Green frowned at the place she’d been standing, then followed.

He pushed open the door and stumbled over the high log sill to enter.

The interior was warm and smelled like earth, smoke, and burnt coffee.

The floor was packed dirt. One wall was all wire shelves filled with storage containers of every description. A broad hearth dominated the rear wall, smoldering with dying embers.

A cast iron stove flickered in the corner and a caged lightbulb hung low over a wide wooden table.

On the table a moth the size of a bathrobe was splayed out for study beneath a huge gooseneck magnifying glass. Valentina stooped over the moth, apparently returning to the work Green had interrupted.

The massive insect was a tattered thing. It was obviously dead. At first glance, it looked like a model made from burlap and old cardboard. But it wasn’t. It couldn’t be. A closer look confirmed it.

The folded legs were too perfect for it to be a fake. The byzantine pattern of hairs on the abdomen. The dull inner light of the faceted eyes. The broad antennae like drought-parched ferns. It couldn’t be real, but it was.

It was real and, like the wolf and the deer, it was impossible.

“Do you study…monsters?” Green said.

Valentina repositioned her magnifying glass. She didn’t look up.

“That is a child’s word. Too simple and too subjective to be useful.”

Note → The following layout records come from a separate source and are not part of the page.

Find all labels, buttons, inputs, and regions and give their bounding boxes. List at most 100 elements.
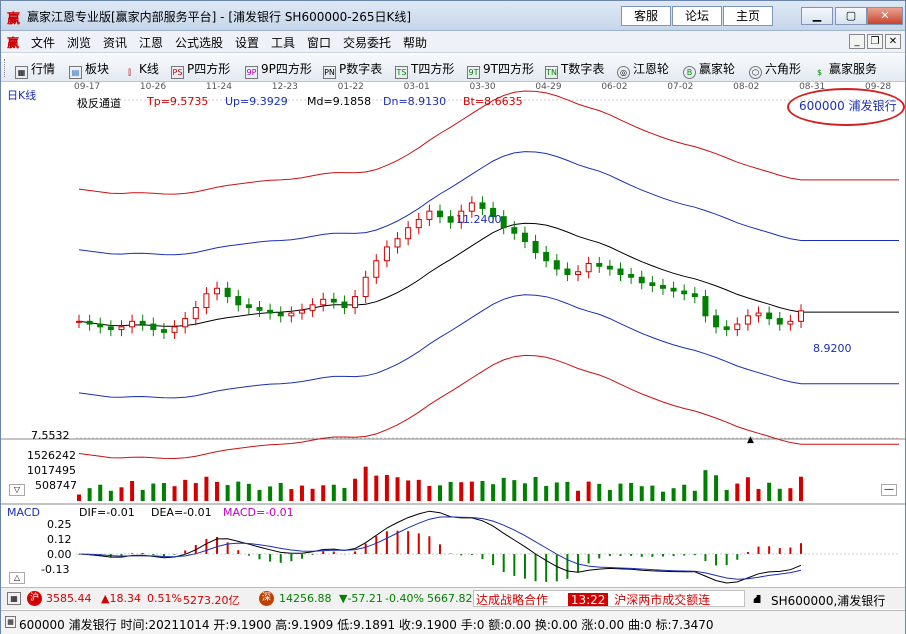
- volume-scale-top: 7.5532: [31, 429, 70, 442]
- macd-bar: [460, 554, 463, 556]
- info-grid-icon: ▦: [5, 616, 16, 628]
- wheel-icon: ◎: [617, 66, 630, 79]
- menu-settings[interactable]: 设置: [235, 36, 260, 50]
- tool-winner-wheel-button[interactable]: B 赢家轮: [683, 60, 735, 79]
- volume-bar: [130, 480, 135, 501]
- tool-p-table-button[interactable]: PN P数字表: [323, 62, 383, 79]
- macd-bar: [651, 554, 654, 557]
- macd-bar: [141, 553, 144, 554]
- date-tick-label: 11-24: [205, 82, 232, 92]
- mdi-restore-button[interactable]: ❐: [867, 34, 883, 49]
- service-button[interactable]: 客服: [621, 6, 671, 26]
- volume-bar: [161, 482, 166, 501]
- menu-browse[interactable]: 浏览: [67, 36, 92, 50]
- tool-p-square-button[interactable]: PS P四方形: [171, 62, 231, 79]
- tool-hexagon-button[interactable]: ⬡ 六角形: [749, 60, 801, 79]
- macd-bar: [598, 554, 601, 559]
- volume-scale-1: 1526242: [27, 449, 76, 462]
- volume-bar: [554, 482, 559, 501]
- macd-expand-button[interactable]: △: [9, 572, 25, 584]
- ticker-time: 13:22: [567, 593, 609, 606]
- volume-bar: [140, 489, 145, 501]
- volume-collapse-button[interactable]: —: [881, 484, 897, 496]
- macd-axis-1: 0.12: [47, 533, 72, 546]
- tool-9t-square-button[interactable]: 9T 9T四方形: [467, 62, 534, 79]
- volume-bar: [427, 485, 432, 501]
- macd-bar: [300, 554, 303, 559]
- volume-bar: [629, 482, 634, 501]
- volume-bar: [724, 489, 729, 501]
- volume-bar: [491, 484, 496, 501]
- tool-sector-button[interactable]: ▤ 板块: [69, 60, 109, 79]
- candle-body: [298, 309, 305, 314]
- maximize-button[interactable]: ▢: [835, 7, 867, 25]
- volume-bar: [512, 480, 517, 501]
- tool-t-square-button[interactable]: TS T四方形: [395, 62, 455, 79]
- menu-gann[interactable]: 江恩: [139, 36, 164, 50]
- chart-panel[interactable]: 09-17 10-26 11-24 12-23 01-22 03-01 03-30 04-29…: [1, 82, 905, 586]
- close-button[interactable]: ✕: [867, 7, 903, 25]
- grid-icon: ▦: [15, 66, 28, 79]
- volume-bar: [745, 477, 750, 501]
- home-button[interactable]: 主页: [723, 6, 773, 26]
- candle-body: [341, 301, 348, 309]
- mdi-close-button[interactable]: ✕: [885, 34, 901, 49]
- 9p-icon: 9P: [245, 66, 258, 79]
- channel-lower-line: [78, 294, 899, 399]
- menu-info[interactable]: 资讯: [103, 36, 128, 50]
- tool-9p-square-button[interactable]: 9P 9P四方形: [245, 62, 312, 79]
- sz-index-icon: 深: [259, 591, 274, 606]
- candle-body: [585, 262, 592, 273]
- tool-quote-button[interactable]: ▦ 行情: [15, 60, 55, 79]
- date-tick-label: 09-17: [74, 82, 101, 92]
- menu-window[interactable]: 窗口: [307, 36, 332, 50]
- indicator-bt: Bt=8.6635: [463, 95, 523, 108]
- volume-bar: [480, 480, 485, 501]
- menu-file[interactable]: 文件: [31, 36, 56, 50]
- menu-trade[interactable]: 交易委托: [343, 36, 392, 50]
- sh-index-pct: 0.51%: [147, 592, 182, 605]
- macd-bar: [152, 554, 155, 556]
- volume-bar: [544, 485, 549, 501]
- tool-gann-wheel-button[interactable]: ◎ 江恩轮: [617, 60, 669, 79]
- macd-bar: [162, 554, 165, 557]
- volume-expand-button[interactable]: ▽: [9, 484, 25, 496]
- menu-formula[interactable]: 公式选股: [175, 36, 224, 50]
- channel-middle-line: [78, 222, 899, 327]
- macd-bar: [120, 554, 123, 557]
- menu-help[interactable]: 帮助: [403, 36, 428, 50]
- sz-index-amount: 5667.82: [427, 592, 473, 605]
- tool-t-table-button[interactable]: TN T数字表: [545, 62, 605, 79]
- macd-bar: [439, 544, 441, 554]
- stock-icon: ⛘: [753, 592, 762, 606]
- big-icon: B: [683, 66, 696, 79]
- menu-tools[interactable]: 工具: [271, 36, 296, 50]
- macd-bar: [290, 554, 293, 562]
- volume-bar: [660, 491, 665, 501]
- grid-icon[interactable]: ▦: [7, 592, 21, 605]
- macd-bar: [693, 554, 696, 556]
- tool-service-button[interactable]: $ 赢家服务: [813, 60, 877, 80]
- minimize-button[interactable]: ▁: [801, 7, 833, 25]
- candle-body: [118, 326, 125, 331]
- macd-value: MACD=-0.01: [223, 506, 294, 519]
- mdi-minimize-button[interactable]: _: [849, 34, 865, 49]
- date-tick-label: 08-02: [733, 82, 760, 92]
- macd-bar: [279, 554, 282, 563]
- kline-chart[interactable]: [1, 83, 905, 586]
- menu-bar: 赢 文件 浏览 资讯 江恩 公式选股 设置 工具 窗口 交易委托 帮助 _ ❐ …: [1, 31, 905, 53]
- date-tick-label: 10-26: [139, 82, 167, 92]
- news-ticker[interactable]: 达成战略合作 13:22 沪深两市成交额连: [473, 590, 745, 607]
- volume-bar: [682, 484, 687, 501]
- macd-bar: [269, 554, 272, 562]
- sh-index-amount: 5273.20亿: [183, 594, 240, 607]
- candle-body: [245, 304, 252, 309]
- candle-body: [76, 320, 82, 323]
- forum-button[interactable]: 论坛: [672, 6, 722, 26]
- macd-bar: [131, 553, 134, 554]
- candle-body: [543, 251, 550, 262]
- volume-bar: [384, 475, 389, 501]
- tool-kline-button[interactable]: ⫿ K线: [123, 60, 159, 80]
- candle-body: [171, 326, 178, 333]
- macd-bar: [247, 554, 250, 556]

Green felt his cheeks grow warm. It surprised him. For the second time that morning, he had walked into the role of scolded student. He was getting tired of it.

Sure, he had been more concerned with ad copy and SEO in the past few years, but he had a master’s degree in literature. Maybe he didn’t know anything about camping or wildlife, but he could talk about words. This wasn’t like Dancer criticizing his camping ignorance. He decided to hold on to this one area where he could claim expertise.

“Monster seems like an appropriate idiomatic term in this instance.”

She still didn’t look up.

“Mr. Green, idioms are useful insofar as they transmit meaningwithin the communities that share them. Yes? Tell me what ‘monster’ means in this instance.”

He had a sudden sinking feeling that he had just picked a fight above his weight class. Again. It was too late. He had to try.

“Strange or frightening creatures of unknown origin. Like…this moth.”

Valentina spared Green a strange look.

“So, it is a subjective qualifier. Strange to you. Frightening to you. Akin to ‘cute.’ Or ‘favorite.’ ”

Valentina continued to scrutinize some structure on the moth’s wing.

“Might it be fair to suggest, within the context of biological study and taxonomy, that categorizing organisms by purely subjective terms such as ‘cute’ or ‘favorite’ or ‘monstrous’ is overly broad? Even childish?”

Green swallowed.

“Yeah. I suppose that’s fair.”

Valentina nodded the tiniest of nods.

She pulled two long, red glass chopsticks from a pouch and used them to pluck a feathery scale from the moth’s wing and deposit it in a glass vial. She held it up to the light and the scrap of fluff sprouted black legs that wriggled before the object righted itself and began crawling up the glass.

“What is that thing?”

Valentina cocked her head and held up the vial.